During the celebrations of Kenya's independence held over the weekend, President Kenyatta announced that he had granted citizenship to 1,300 people of Rwanda origin who had lived in Kenya since the 1940s.
Dr Richard Masozera, Rwanda's High Commission in Kenya, said these people had long lost links to Rwanda and were now facing various challenges because they were stateless.
Granting them citizenship now means they can enjoy life as any other Kenyan citizens with rights to education, bank loans, land rights, and others which they had been deprived of.
A group of Rwandans were moved from Rwanda to Kenya by the British colonial administration in 1940’s to work mostly in the country's vast tea plantations and engage in other forms of labour in Kenya.

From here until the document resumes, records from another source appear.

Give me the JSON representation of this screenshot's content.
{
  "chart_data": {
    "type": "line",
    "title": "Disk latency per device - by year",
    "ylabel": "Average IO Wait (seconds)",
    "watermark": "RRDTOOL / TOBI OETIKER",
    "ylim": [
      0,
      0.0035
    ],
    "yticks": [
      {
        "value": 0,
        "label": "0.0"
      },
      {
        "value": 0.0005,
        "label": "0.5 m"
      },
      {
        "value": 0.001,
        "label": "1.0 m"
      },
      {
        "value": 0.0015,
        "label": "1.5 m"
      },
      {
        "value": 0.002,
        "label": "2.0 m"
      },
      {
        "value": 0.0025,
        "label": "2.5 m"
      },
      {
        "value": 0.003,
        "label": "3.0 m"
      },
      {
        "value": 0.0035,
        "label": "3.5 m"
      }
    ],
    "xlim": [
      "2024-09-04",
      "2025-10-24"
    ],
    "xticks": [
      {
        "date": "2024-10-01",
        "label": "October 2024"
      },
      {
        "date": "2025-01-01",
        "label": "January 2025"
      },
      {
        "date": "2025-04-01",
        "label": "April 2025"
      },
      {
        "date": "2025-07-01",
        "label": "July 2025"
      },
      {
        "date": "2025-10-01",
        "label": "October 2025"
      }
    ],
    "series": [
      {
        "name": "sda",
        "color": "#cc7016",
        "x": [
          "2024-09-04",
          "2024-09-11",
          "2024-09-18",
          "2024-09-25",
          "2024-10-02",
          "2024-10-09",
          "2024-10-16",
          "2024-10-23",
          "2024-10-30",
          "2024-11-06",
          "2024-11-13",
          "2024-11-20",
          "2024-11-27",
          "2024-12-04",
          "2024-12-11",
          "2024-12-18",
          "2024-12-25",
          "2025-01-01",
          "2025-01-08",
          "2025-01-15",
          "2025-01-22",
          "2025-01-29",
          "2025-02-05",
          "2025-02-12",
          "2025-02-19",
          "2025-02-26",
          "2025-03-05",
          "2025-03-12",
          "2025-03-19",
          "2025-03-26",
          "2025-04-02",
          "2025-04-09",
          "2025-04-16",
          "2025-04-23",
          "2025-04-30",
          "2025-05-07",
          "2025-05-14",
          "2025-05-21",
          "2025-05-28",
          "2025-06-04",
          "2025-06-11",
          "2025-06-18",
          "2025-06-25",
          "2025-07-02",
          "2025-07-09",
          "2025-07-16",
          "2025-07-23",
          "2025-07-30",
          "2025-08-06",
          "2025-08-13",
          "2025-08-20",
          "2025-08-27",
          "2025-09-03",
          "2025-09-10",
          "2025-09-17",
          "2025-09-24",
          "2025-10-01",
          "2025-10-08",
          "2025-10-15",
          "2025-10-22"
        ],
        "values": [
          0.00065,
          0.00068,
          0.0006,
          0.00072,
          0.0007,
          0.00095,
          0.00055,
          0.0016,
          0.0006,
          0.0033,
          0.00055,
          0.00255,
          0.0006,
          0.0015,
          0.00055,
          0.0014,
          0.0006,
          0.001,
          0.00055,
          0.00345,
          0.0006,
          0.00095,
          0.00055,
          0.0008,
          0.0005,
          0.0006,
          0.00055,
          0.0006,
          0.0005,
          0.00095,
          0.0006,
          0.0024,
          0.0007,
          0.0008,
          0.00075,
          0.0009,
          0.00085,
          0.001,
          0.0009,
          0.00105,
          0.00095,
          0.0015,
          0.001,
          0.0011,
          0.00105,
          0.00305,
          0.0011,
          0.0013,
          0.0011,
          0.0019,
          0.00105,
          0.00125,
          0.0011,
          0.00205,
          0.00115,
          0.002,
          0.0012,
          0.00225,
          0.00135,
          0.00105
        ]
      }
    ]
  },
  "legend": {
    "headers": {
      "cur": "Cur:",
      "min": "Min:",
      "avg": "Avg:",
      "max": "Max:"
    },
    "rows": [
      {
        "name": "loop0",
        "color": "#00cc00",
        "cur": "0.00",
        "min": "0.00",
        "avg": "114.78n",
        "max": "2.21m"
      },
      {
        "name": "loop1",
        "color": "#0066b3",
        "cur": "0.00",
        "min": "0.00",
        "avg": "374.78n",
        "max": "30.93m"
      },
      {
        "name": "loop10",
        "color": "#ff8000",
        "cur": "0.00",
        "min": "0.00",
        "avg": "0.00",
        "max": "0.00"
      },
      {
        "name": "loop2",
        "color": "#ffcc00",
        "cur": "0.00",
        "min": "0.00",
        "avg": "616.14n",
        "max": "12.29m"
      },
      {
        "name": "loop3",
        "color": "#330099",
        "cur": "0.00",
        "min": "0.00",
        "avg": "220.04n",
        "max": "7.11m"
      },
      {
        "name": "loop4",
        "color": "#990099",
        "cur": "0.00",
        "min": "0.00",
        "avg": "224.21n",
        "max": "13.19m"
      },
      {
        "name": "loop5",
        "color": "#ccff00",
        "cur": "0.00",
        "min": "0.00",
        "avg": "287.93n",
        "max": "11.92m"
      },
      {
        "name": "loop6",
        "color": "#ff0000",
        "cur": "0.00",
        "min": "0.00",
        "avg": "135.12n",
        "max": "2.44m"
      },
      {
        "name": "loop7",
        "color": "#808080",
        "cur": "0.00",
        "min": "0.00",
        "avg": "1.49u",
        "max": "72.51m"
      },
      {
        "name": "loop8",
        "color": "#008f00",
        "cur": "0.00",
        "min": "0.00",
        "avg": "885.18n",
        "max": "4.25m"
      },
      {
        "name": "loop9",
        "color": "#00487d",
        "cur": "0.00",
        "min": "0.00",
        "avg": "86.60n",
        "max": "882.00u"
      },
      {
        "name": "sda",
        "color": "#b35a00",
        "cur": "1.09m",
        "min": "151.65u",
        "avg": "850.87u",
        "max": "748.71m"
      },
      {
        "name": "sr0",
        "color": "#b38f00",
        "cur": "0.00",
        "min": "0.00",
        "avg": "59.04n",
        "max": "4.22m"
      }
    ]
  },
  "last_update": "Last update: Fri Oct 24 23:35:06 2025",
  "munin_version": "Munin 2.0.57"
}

In 1945, they were granted Kenyan citizenship. But, three decades later, in 1975, their Kenyan national identity cards were revoked - like all other naturalized foreigners that arrived in the country under the same arrangement - and they were given three-month renewable "alien identification cards.”
In February 2017, some of them turned up at the Rwandan High Commission in Nairobi and requested the then High Commissioner for help in addressing their plight.
The process of attending to their problem was then initiated since the High Commission engaged Kenyan authorities.
"Rwanda is an open country; it is always helping repatriate and reintegrate many citizens from various parts of the world. But this (group in Kenya) is a special or very unique group. They wanted to settle here because they don't have any memory or relations they can connect with easily back in Rwanda," Masozera said.
There are very few elderly people in the group, now in their 90s, he noted.
"This was a very old issue. When I arrived here (Nairobi), I found that my predecessor, Ambassador Kimonyo had already even visited them in Kericho to attend to their concerns. He promised to raise this with the Kenyan government."
In the past, the Rwandan High Commissioner was informed that in 1980’s, the Kenyan Government of the day, decided to send them back to Rwanda but the then Government of Rwanda at the time refused to accept them saying that they were Kenyans.
Due to that situation, some were forced to use forged identities to be able to get employment or send their children to school. It was hard to do any long-term investment including acquiring land or property.
According to reports, the Kenyan government also granted citizenship to nearly 1,700 people of Shona origin, settled in Kenya from Zimbabwe in the 1930s.
President Uhuru invited them to attend the nation’s independence celebrations, at a stadium in Nairobi on Saturday, when he made the announcement.